The Army took over the ship in 1941 and it made trips as the unconverted USAT Panama. It was converted to a troop ship and renamed the USAT James Parker. The Navy designated the ship AP-46 and the armament was manned by Navy personnel but it was never transferred to the Navy. After being transferred back to the original owner the ship ultimately was sold several times being re-flagged to other countries.

==Army acquisitions==
The Panama was ordered by the United States Maritime Commission to be transferred to the Army on 13 June 1941. After making voyages unaltered the ship was converted at the Atlantic Basin Iron Works at New York in August 1941 and renamed James Parker after Medal of Honor recipient major general James Parker. The Army was quartered on the ship, Merchant Marine seamen operated the ship, and the United States Navy Armed Guard manned the guns.
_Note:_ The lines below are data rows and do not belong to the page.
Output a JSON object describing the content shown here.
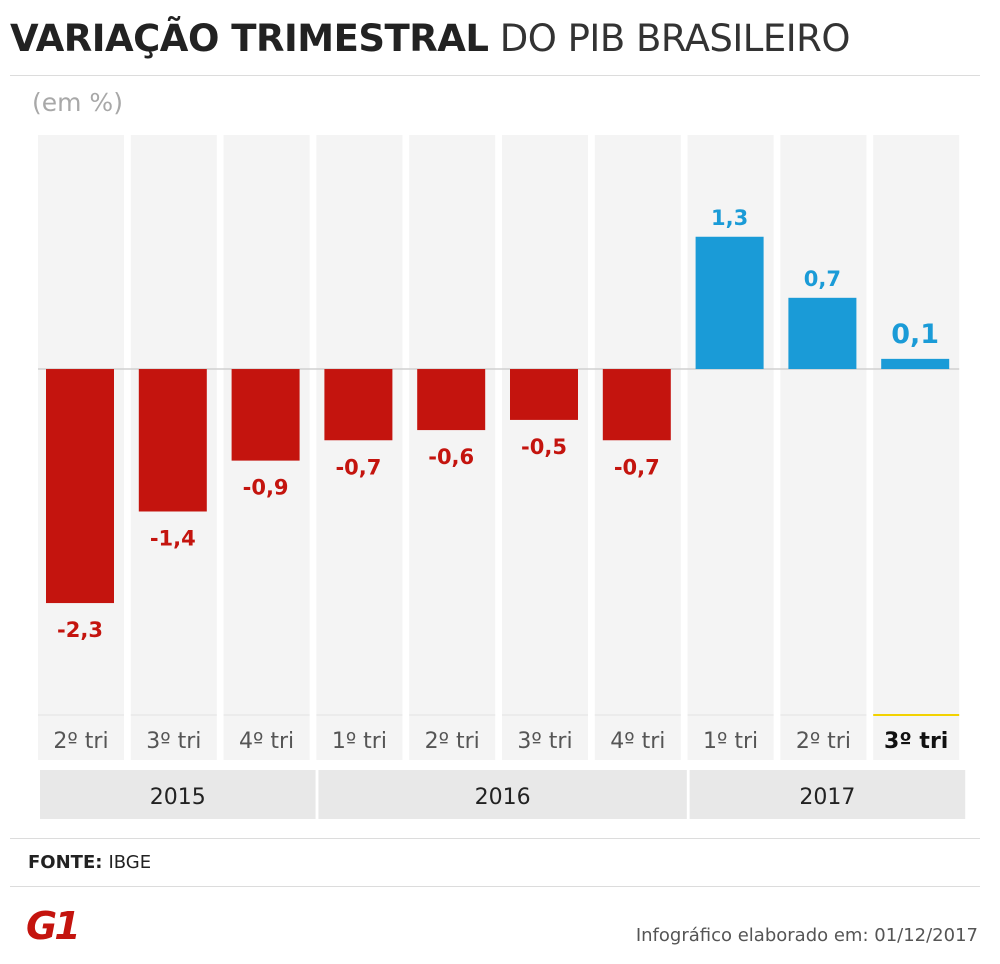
{
  "header": {
    "title_bold": "VARIAÇÃO TRIMESTRAL",
    "title_light": "DO PIB BRASILEIRO",
    "unit": "(em %)"
  },
  "colors": {
    "negative": "#c4140e",
    "positive": "#1a9bd7",
    "column_bg": "#f4f4f4",
    "year_bg": "#e8e8e8",
    "highlight": "#f2d200"
  },
  "chart_data": {
    "type": "bar",
    "title": "VARIAÇÃO TRIMESTRAL DO PIB BRASILEIRO",
    "ylabel": "(em %)",
    "categories": [
      "2º tri",
      "3º tri",
      "4º tri",
      "1º tri",
      "2º tri",
      "3º tri",
      "4º tri",
      "1º tri",
      "2º tri",
      "3º tri"
    ],
    "values": [
      -2.3,
      -1.4,
      -0.9,
      -0.7,
      -0.6,
      -0.5,
      -0.7,
      1.3,
      0.7,
      0.1
    ],
    "value_labels": [
      "-2,3",
      "-1,4",
      "-0,9",
      "-0,7",
      "-0,6",
      "-0,5",
      "-0,7",
      "1,3",
      "0,7",
      "0,1"
    ],
    "years": [
      {
        "label": "2015",
        "count": 3
      },
      {
        "label": "2016",
        "count": 4
      },
      {
        "label": "2017",
        "count": 3
      }
    ],
    "highlight_index": 9,
    "ylim": [
      -3.4,
      2.3
    ],
    "grid": false,
    "legend": "none"
  },
  "footer": {
    "source_label": "FONTE:",
    "source_value": "IBGE",
    "logo_text": "G1",
    "credit": "Infográfico elaborado em: 01/12/2017"
  }
}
On one trip, on 28 Dec 1943, the 508th Parachute Infantry Regiment embarked from New York on board the USAT Parker.

==Navy designation==

On 17 September 1941 the Navy, under Presidential directive, informed the Army to convert ten of its ships to combat unit loaded transports as soon as possible. These were to be assigned hull numbers AP-30, 34–35, 42–44, and 46–49. On 29 September 1941 it was declared that six of the seven Army vessels, along with two under construction by the Maritime Commission, were to be assigned hull numbers and taken over by the Navy. The ships were designated AP 42–49 by the end of October 1941. The President Coolidge was on the initial list but was never listed for Navy manning so never received a Navy hull number. The Navy only manned AP 42–43. The James Parker remained in Army service throughout the war instead of entering Navy service as AP-46. Her Navy manning was officially cancelled on 30 Mar 42.

==Final voyages==
In January 1946 the James Parker was delivered to Bethlehem Steel Company (56th St. Yard) and converted for carrying military dependents until 15 May 1946 when she was redelivered to the Panama Railroad Company, at New York. Also in January 1946 sister ship Cristobal was delivered to Newport News Shipbuilding & Drydock Company and converted. She continued carrying dependents until 14 June 1946.

==Decommissioning and disposal==
James Parker was decommissioned on 25 February 1946 and transferred to the Maritime Administration, which returned the ship to her original owner. Her name was struck from the Navy List on 17 April 1946.

==Later civilian service==

The James Parker was returned to the Panama Railroad Company in 1946, returning to service under her original name, and on her pre-war route of New York to Panama, on 20 September. On 9 January 1957 the liner was sold to American President Lines and renamed SS President Hoover. On 12 February 1964 the ship was sold to the Greek shipping company International Cruises S. A a Chandris Group Company, re-flagged under Greece, and renamed SS Regina. On 24 November 1964 the ship was re-flagged under Panama with the ownership unchanged and renamed SS Regina Prima. The ship was laid up at Piraeus, Greece in 1979 for final disposition and in 1985 towed to Aliağa a town of İzmir Province, Turkey to be broken up and scrapped.